I looked back, feeling an odd combination of admiration, attraction, and shame. I took a big swallow of the Laphroaig, finishing it. I refreshed her glass, then mine.
“You’re lucky,” I said, after a moment.
She blinked. “What?”
I closed my eyes and rubbed my temples for a moment. “To believe in something the way you do…” I opened my eyes. “Christ, I can’t imagine it.”
There was a long pause. Then she said, “It doesn’t feel lucky.”
“No, I’m sure it doesn’t. I used the wrong word. I should have said ‘fortunate.’ It’s not the same thing.”
I rubbed my temples again. “I’m sorry I said what I said. That you shouldn’t bother. Over the years, I’ve developed the habit of… preempting betrayal. Of thinking that the possibility of betrayal, and defending against it, is paramount. And maybe that’s true for me.
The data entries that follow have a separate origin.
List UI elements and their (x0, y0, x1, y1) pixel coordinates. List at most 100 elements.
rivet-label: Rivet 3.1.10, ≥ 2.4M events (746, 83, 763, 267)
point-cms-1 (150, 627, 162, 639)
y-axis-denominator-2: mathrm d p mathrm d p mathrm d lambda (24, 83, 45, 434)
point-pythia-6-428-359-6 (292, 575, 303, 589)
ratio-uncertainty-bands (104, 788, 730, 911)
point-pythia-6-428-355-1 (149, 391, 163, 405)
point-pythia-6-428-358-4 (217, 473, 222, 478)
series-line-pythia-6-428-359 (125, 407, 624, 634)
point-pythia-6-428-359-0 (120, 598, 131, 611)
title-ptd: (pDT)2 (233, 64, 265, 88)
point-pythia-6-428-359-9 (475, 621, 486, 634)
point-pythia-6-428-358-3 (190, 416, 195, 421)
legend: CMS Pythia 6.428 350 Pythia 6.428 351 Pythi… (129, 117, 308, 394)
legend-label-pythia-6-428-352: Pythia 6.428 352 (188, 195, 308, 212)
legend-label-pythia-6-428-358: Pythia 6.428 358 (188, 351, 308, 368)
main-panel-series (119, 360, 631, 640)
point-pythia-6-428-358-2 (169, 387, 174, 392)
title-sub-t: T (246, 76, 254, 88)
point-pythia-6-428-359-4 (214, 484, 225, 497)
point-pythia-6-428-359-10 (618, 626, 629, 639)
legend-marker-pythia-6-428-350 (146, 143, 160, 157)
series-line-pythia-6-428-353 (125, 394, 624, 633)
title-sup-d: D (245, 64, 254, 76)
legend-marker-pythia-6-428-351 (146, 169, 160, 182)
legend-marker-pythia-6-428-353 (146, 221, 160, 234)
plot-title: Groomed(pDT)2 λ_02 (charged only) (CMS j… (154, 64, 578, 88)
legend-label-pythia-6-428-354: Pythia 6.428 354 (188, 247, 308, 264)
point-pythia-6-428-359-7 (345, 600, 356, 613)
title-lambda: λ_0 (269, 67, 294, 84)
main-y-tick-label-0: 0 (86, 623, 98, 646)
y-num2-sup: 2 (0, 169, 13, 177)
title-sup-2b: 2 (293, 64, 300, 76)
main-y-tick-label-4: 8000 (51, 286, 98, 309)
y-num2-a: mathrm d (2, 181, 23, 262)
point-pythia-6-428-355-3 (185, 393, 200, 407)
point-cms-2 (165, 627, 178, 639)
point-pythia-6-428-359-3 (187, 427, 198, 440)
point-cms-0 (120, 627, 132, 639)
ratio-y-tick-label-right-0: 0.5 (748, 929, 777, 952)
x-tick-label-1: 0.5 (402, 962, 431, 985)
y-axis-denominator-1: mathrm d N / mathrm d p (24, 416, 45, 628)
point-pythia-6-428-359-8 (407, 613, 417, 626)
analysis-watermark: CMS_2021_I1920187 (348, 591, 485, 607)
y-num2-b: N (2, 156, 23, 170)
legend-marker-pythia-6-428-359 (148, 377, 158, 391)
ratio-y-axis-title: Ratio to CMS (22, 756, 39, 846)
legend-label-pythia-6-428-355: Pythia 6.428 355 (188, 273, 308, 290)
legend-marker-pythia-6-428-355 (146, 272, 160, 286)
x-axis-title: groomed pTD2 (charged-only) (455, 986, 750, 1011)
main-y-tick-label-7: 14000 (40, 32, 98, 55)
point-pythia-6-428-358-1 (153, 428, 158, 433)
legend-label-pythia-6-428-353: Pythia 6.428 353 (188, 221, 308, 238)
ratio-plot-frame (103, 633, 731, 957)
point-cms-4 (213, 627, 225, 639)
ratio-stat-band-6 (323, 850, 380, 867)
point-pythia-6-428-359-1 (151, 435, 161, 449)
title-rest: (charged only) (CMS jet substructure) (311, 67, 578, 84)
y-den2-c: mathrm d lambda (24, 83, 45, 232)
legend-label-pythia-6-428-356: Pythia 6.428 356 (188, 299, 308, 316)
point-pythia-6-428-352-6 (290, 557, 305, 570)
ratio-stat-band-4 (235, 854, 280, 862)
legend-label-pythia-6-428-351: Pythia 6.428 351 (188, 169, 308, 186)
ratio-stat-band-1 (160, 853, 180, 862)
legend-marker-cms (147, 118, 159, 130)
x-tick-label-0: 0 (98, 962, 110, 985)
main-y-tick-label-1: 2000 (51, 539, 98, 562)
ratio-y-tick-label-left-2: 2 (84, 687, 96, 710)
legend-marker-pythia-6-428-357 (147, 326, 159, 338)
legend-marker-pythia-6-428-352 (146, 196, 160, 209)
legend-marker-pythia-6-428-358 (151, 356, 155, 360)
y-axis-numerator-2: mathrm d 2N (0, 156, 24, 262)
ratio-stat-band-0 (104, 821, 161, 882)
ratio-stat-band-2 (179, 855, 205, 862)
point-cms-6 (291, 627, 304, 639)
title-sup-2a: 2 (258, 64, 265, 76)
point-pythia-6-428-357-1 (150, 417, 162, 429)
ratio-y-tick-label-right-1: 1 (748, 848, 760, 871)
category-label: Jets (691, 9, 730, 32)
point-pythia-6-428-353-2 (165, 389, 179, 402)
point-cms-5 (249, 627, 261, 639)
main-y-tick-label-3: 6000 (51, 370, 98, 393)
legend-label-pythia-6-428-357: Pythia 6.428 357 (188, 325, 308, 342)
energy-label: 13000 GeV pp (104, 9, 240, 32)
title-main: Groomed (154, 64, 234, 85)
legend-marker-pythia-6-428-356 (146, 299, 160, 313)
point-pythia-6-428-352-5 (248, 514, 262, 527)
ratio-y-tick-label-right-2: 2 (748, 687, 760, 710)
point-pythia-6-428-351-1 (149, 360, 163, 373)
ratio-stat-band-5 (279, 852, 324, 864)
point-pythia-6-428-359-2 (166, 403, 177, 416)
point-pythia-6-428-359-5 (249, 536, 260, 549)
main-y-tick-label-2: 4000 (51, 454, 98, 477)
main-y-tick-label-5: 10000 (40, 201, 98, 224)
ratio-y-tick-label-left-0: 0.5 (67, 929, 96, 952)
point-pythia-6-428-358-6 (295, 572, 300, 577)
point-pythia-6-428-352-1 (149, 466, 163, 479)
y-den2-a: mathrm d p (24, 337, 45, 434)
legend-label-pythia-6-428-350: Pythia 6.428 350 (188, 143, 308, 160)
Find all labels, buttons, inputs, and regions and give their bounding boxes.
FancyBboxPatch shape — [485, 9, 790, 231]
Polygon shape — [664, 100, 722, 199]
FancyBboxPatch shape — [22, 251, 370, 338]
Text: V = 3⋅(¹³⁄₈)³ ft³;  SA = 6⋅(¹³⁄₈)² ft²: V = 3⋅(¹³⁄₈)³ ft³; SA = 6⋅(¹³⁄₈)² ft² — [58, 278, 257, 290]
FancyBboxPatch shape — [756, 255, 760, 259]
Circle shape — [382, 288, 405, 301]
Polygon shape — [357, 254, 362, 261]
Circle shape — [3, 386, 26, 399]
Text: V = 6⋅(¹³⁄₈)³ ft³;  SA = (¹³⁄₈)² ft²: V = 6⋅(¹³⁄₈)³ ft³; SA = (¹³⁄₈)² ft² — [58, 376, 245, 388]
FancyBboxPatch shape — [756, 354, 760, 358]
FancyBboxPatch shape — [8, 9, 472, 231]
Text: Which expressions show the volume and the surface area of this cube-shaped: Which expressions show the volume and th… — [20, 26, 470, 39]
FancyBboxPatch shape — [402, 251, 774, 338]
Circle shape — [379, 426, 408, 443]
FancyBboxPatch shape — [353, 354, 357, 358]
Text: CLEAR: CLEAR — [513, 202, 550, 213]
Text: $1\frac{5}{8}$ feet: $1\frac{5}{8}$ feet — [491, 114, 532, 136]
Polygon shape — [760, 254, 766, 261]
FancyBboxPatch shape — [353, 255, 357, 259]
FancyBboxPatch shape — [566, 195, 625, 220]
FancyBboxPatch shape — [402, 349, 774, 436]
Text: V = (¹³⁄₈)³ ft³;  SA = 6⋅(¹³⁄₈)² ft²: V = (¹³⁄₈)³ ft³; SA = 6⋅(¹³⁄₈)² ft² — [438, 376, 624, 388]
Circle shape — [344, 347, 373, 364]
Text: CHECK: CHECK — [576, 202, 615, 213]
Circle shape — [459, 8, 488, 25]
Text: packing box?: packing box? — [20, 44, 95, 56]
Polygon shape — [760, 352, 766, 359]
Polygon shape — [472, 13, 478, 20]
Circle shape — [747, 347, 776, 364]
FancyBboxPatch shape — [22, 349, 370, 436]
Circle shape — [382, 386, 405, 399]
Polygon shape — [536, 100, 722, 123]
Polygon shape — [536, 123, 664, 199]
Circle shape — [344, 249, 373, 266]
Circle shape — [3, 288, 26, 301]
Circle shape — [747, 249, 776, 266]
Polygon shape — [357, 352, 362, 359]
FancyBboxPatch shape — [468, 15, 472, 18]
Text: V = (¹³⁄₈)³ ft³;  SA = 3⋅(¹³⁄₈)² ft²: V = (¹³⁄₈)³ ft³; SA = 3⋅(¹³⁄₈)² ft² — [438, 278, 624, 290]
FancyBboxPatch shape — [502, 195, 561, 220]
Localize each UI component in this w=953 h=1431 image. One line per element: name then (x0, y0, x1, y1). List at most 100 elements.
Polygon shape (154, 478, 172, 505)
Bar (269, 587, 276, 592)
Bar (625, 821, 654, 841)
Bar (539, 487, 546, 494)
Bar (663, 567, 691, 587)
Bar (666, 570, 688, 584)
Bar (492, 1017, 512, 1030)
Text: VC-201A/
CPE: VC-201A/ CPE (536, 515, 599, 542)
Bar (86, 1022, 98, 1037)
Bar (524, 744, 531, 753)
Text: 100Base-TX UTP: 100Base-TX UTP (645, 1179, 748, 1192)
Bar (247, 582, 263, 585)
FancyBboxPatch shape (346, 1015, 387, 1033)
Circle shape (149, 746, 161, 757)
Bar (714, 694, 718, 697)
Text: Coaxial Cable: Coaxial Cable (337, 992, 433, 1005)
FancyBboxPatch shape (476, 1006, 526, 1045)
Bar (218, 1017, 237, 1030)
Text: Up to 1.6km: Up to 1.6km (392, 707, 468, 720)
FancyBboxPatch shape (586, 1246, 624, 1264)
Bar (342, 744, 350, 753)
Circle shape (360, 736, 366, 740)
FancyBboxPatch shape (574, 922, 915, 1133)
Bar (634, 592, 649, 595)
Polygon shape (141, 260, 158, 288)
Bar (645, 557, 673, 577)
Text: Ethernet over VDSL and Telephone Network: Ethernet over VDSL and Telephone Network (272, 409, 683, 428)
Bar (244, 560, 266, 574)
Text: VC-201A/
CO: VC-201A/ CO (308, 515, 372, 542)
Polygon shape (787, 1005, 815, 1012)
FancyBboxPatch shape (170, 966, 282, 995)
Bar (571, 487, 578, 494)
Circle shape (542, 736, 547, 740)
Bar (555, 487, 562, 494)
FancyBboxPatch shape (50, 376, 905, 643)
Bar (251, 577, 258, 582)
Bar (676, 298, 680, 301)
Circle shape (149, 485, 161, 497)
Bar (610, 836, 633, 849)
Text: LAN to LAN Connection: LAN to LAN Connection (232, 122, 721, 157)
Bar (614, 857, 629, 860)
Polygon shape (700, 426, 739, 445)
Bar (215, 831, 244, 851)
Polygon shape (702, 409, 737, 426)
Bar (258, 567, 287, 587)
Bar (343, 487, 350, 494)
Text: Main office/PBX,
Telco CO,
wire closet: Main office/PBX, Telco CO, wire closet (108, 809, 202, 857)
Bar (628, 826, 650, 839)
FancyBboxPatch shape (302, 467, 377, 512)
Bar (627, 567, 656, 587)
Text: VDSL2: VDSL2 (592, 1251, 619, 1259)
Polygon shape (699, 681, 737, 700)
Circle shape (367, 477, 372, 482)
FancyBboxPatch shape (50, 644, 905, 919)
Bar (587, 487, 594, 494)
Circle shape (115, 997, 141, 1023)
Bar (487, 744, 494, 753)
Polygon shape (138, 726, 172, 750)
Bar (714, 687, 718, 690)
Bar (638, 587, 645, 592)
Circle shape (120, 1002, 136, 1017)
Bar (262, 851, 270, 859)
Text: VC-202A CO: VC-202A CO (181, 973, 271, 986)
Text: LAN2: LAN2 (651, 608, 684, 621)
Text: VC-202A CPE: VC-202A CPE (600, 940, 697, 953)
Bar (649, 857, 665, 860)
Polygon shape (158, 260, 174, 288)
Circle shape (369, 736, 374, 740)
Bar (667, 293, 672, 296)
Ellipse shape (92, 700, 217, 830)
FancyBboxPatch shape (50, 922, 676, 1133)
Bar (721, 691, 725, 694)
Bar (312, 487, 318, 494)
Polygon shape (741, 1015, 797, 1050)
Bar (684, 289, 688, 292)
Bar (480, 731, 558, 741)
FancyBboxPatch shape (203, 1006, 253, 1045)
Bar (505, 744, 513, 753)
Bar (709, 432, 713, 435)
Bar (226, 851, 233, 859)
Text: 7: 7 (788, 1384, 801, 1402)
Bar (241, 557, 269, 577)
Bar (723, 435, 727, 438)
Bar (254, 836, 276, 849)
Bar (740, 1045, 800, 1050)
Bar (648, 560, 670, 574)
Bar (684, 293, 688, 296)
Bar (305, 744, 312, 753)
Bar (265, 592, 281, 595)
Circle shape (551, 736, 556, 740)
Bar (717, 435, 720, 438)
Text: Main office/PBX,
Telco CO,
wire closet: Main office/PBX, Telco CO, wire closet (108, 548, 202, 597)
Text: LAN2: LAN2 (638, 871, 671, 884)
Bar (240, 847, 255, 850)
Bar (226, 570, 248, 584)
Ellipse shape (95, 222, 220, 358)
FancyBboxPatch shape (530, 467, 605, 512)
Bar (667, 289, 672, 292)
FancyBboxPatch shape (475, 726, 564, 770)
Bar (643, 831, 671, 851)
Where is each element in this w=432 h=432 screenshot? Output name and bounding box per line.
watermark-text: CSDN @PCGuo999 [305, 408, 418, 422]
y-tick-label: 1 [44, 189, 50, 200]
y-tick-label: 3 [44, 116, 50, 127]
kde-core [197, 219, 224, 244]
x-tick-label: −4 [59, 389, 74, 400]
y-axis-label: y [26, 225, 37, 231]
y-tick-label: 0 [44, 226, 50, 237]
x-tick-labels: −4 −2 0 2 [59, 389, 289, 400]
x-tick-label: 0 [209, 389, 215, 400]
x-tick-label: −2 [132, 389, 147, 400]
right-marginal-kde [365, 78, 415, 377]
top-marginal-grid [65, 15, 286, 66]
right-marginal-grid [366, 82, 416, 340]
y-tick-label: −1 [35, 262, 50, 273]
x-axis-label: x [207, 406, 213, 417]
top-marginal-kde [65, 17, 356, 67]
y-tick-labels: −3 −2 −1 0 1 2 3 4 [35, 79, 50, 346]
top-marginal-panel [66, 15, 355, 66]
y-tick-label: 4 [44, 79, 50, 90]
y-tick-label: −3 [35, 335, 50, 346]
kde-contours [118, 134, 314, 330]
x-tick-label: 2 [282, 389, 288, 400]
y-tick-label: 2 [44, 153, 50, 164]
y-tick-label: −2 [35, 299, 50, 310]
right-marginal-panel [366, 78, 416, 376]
But it shouldn’t be true for everyone. It shouldn’t be true for someone like you.”
For a few moments, neither of us spoke. Then she asked, “What are you thinking?”
I waited a second, then said, “That I like the way you use your hands when you talk.” Telling her part of it.
She glanced down at her hands for a second, as though checking to see whether they were doing something right then, and laughed quietly. “I don’t usually do that. You pissed me off.”
“You weren’t only doing it when you were pissed.”
“Oh. Well, I do it when I forget myself.”
“When does that happen?”
“Rarely.”
“You should do it more often.”
“It’s dangerous.”
“Why?”
“You know why. You have to protect yourself.”
Her expression was so neutral that I knew she had to be consciously controlling it. She took a sip of the Laphroaig and asked, “And you? What do you do?”
“I don’t get close.”
“I told you, I don’t have that luxury.”
I looked at her and said, “I’ve never thought of it as a luxury.”